The escalating situation in China, which this week resulted in Shanghai authorities recommending all sporting events be suspended until the outbreak is controlled, has cast doubts over the fourth race of the season taking place.
But while F1 waits for the Chinese race promoter to make a decision on the fate of the grand prix, managing director of motorsport Ross Brawn has said that if the event does not go ahead now, consideration will be made to running it later in the year.
"I think, if there is a probability it doesn't happen in April, it will be postponed," said Brawn in an interview with selected media, including Motorsport.com.
"We will leave open the opportunity to see if the race can run later in the year. China is an enthusiastic, growing market. So we'd like to have a race in China."
While there were rumours earlier this week that the Chinese GP could swap dates with another race, such an idea has been dismissed by Brawn.
"We probably wouldn't do that," he said. "We will just try to find a window of when the race could happen towards the end of the year."
Finding a suitable slot inside the current schedule looks incredibly difficult though, with no logical openings that would steer clear of a run of four or five consecutive grands prix.
One option though could be to extend the calendar and hold the Chinese GP in December, but this would not likely get much support from teams.
Brawn said that the situation surrounding the Chinese Grand Prix was a complicated one, but that F1 was awaiting a final decision from the Shanghai promoter.
"It looks very difficult," he said. "We're waiting for the Chinese promoter and authorities to make the final decision, which I think they will. They have cancelled all the public events in March. So no public sporting events or activities.
"So it is a tragic and very difficult situation. I think it'll become clear in the next week or two what's going to happen."
Brawn said that F1 realistically needed a decision within the next few weeks, before its personnel began travelling to China to start preparations for the race.
"There's two logistical deadlines," he said. "One is when all the sea freight goes which is this week, or next week. So the things like fuel and so on go on a ship. But that's not disastrous if that shifts and has to be brought back.
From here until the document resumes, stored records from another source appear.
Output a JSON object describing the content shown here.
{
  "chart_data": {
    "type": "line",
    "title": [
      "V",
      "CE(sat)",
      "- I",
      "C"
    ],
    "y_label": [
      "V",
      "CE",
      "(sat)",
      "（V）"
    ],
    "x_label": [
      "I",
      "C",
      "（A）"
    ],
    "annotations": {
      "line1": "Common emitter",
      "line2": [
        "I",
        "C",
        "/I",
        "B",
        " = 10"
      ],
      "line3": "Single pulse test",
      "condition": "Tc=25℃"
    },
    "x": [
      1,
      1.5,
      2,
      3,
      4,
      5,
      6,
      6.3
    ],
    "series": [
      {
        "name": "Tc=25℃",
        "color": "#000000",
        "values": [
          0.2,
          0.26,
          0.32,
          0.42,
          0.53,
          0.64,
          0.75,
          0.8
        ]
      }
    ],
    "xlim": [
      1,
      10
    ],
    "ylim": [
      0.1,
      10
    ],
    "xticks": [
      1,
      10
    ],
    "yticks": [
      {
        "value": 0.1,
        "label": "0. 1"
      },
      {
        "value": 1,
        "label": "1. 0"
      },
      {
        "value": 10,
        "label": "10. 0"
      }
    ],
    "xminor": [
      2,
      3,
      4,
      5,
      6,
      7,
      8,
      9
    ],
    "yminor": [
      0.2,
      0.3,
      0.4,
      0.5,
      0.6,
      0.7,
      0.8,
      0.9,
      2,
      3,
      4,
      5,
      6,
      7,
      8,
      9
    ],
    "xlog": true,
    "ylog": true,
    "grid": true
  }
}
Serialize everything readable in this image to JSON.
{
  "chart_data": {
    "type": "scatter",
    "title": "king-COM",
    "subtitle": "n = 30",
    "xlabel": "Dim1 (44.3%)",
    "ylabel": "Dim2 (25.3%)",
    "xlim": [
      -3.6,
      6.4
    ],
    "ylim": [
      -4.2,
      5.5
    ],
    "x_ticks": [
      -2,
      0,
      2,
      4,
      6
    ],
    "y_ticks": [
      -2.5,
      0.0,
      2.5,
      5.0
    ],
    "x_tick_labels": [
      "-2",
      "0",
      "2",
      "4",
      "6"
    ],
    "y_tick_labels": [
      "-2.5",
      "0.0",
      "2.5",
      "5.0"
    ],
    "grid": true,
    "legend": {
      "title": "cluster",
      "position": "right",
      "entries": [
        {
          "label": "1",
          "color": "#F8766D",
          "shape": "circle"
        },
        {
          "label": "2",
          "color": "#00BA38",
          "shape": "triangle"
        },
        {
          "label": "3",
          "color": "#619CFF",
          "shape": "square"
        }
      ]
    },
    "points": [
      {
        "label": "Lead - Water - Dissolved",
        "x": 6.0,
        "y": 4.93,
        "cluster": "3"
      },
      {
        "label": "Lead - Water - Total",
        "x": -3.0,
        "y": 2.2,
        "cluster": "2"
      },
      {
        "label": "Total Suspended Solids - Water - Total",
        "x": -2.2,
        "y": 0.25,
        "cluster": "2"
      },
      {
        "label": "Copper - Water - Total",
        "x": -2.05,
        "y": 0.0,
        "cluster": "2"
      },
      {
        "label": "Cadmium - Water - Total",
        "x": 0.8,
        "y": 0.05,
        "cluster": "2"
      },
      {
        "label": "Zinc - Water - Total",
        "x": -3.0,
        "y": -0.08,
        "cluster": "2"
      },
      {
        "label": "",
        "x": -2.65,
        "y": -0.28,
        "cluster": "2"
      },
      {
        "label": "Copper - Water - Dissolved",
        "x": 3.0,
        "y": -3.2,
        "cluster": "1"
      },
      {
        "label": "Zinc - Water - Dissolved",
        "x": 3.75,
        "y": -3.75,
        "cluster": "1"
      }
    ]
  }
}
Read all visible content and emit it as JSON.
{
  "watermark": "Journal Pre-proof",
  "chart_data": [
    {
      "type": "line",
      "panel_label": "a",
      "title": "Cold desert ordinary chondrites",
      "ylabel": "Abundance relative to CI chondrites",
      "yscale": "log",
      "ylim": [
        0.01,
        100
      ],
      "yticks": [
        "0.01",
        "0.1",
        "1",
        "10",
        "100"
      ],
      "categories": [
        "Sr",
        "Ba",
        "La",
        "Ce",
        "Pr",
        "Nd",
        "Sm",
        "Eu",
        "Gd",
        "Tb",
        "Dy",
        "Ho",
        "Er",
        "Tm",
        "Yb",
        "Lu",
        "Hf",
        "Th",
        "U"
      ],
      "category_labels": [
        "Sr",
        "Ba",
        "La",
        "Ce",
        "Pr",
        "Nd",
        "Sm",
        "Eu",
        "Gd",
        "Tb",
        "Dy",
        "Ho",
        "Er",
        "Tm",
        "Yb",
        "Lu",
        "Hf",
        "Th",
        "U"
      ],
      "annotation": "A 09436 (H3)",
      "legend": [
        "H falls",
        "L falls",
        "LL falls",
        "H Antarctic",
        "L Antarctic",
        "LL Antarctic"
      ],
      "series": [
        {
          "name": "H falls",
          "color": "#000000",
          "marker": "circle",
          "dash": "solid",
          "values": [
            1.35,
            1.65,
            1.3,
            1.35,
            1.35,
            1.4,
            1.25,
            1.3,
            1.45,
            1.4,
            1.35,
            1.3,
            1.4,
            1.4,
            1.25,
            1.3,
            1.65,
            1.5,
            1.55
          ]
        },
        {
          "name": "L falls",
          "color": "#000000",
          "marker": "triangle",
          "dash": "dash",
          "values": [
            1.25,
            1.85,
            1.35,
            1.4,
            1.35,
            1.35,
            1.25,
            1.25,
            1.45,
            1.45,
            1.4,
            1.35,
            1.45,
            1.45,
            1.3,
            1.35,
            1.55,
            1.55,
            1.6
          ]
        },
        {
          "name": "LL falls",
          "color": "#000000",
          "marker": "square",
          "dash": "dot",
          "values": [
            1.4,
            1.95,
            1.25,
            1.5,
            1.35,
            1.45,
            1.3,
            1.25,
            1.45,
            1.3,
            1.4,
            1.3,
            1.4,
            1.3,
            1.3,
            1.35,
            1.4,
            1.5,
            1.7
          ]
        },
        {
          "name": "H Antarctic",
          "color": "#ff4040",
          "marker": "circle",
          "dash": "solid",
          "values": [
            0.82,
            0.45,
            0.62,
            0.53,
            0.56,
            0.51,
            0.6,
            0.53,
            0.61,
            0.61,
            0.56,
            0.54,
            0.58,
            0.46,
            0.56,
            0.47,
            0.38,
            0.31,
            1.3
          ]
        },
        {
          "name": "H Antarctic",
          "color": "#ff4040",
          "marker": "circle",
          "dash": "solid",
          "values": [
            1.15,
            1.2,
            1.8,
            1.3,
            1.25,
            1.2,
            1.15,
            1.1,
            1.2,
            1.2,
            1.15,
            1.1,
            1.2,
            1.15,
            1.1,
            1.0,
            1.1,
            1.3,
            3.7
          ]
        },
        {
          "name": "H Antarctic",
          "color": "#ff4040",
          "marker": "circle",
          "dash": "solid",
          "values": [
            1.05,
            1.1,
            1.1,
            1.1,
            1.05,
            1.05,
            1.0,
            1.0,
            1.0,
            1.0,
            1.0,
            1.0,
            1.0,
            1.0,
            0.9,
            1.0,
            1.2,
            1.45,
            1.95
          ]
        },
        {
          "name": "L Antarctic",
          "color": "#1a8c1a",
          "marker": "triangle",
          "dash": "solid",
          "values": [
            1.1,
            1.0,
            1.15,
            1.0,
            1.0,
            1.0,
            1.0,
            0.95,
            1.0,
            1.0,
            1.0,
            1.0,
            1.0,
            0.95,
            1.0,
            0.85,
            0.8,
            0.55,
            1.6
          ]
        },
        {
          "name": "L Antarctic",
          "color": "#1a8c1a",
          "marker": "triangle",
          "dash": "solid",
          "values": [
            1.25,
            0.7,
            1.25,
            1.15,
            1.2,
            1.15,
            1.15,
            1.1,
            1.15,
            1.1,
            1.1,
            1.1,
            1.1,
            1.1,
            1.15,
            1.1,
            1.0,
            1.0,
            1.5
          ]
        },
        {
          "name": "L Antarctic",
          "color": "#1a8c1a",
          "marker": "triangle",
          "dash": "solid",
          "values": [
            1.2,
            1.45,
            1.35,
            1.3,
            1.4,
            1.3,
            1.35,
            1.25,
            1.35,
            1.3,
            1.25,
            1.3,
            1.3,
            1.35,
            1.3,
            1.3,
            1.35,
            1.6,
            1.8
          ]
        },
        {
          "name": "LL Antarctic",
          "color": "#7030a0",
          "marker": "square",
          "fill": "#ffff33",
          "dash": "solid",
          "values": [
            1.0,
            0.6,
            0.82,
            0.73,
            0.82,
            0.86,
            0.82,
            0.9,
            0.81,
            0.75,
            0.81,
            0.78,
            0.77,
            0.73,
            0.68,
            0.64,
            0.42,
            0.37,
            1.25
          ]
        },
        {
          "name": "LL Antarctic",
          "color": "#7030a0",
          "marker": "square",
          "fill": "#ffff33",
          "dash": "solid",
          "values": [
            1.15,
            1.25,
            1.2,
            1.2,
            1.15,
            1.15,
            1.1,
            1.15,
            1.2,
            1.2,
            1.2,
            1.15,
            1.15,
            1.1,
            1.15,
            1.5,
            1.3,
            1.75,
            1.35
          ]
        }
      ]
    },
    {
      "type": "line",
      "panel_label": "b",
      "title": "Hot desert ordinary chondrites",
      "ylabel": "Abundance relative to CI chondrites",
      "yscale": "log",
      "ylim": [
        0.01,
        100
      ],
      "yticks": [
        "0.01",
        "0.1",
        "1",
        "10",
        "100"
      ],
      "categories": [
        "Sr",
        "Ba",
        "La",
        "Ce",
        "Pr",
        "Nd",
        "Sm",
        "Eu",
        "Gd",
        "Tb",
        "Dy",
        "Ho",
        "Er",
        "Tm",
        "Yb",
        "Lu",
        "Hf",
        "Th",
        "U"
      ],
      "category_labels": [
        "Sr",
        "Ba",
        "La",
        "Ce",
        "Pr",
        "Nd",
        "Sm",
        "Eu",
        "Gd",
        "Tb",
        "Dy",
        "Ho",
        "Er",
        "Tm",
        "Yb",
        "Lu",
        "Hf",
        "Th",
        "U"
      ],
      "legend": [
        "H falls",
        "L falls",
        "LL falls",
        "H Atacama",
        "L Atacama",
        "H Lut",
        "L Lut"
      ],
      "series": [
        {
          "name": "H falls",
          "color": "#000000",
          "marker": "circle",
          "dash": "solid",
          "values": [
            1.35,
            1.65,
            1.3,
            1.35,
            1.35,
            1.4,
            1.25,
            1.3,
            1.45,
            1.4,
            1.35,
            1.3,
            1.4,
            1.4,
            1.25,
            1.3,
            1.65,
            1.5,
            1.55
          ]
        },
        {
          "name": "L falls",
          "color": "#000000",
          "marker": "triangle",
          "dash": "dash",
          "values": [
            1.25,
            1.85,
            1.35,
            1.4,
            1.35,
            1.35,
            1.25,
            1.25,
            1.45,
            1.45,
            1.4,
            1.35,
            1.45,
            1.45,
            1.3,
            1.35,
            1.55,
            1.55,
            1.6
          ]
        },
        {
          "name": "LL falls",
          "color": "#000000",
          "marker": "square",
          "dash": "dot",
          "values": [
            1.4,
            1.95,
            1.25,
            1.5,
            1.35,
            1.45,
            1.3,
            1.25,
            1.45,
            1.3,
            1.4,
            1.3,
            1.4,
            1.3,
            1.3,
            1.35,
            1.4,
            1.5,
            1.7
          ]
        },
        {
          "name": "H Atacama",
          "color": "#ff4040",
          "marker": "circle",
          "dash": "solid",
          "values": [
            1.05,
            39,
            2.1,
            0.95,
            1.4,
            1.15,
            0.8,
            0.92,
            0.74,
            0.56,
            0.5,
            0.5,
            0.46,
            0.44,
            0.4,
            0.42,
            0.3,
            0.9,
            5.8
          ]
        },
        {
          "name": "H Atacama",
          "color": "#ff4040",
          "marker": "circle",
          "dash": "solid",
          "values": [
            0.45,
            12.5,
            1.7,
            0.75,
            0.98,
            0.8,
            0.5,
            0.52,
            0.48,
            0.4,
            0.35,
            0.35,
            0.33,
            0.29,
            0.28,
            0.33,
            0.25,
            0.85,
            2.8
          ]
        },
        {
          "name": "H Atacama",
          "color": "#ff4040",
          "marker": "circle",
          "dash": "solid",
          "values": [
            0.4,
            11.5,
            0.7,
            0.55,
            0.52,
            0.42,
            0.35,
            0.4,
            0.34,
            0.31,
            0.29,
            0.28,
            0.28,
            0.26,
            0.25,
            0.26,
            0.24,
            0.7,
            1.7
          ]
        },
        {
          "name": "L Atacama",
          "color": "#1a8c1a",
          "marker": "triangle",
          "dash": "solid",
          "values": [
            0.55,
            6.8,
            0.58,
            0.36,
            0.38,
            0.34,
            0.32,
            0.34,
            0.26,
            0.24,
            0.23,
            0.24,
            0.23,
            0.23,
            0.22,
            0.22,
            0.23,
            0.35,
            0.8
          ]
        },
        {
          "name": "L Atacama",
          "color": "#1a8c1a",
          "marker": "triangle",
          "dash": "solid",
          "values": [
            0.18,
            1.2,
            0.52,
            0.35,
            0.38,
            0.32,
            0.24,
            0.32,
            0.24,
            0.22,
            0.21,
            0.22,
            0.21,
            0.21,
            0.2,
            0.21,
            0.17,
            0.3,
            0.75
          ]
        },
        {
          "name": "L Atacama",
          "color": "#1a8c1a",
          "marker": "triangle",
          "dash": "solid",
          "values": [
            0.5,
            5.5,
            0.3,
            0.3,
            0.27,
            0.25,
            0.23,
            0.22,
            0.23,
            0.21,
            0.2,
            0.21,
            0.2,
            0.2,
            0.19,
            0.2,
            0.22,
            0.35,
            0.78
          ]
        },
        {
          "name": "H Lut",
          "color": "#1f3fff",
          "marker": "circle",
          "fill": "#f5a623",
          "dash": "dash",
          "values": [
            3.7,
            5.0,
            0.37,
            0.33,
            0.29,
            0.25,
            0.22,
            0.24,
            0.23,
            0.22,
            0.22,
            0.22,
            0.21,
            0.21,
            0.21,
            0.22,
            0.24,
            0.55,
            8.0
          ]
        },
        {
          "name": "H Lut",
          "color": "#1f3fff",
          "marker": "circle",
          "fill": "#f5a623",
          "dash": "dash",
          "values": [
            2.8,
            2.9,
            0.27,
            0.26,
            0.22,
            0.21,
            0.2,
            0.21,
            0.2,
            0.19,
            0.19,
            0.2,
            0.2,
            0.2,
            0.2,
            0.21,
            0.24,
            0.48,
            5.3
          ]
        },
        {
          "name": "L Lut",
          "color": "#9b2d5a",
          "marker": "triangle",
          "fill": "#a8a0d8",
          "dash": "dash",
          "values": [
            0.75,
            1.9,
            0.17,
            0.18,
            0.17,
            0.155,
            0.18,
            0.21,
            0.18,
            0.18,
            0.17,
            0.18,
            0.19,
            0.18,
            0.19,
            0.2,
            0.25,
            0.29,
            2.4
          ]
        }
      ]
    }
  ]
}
"Then we get into the physically putting people over there. That's a big challenge with people going there to prepare for the race. That's a critical stage. And that will happen in two or three weeks time. I think that's the point at which really you have to say what the situation is."
The virus has already had an impact on other international sporting events in mainland China and Hong Kong, with athletics, football, skiing, boxing, tennis, badminton, basketball and showjumping among those affected.
The biggest event to be impacted thus far is the World Athletics Indoor Championships, originally scheduled for Nanjing from March 13-15, which has been postponed until next year.
In tennis a Fed Cup Asia/Oceania Group round due to run this week in Dongguan was cancelled, while Olympic qualifying contests across several sports have been moved to other countries.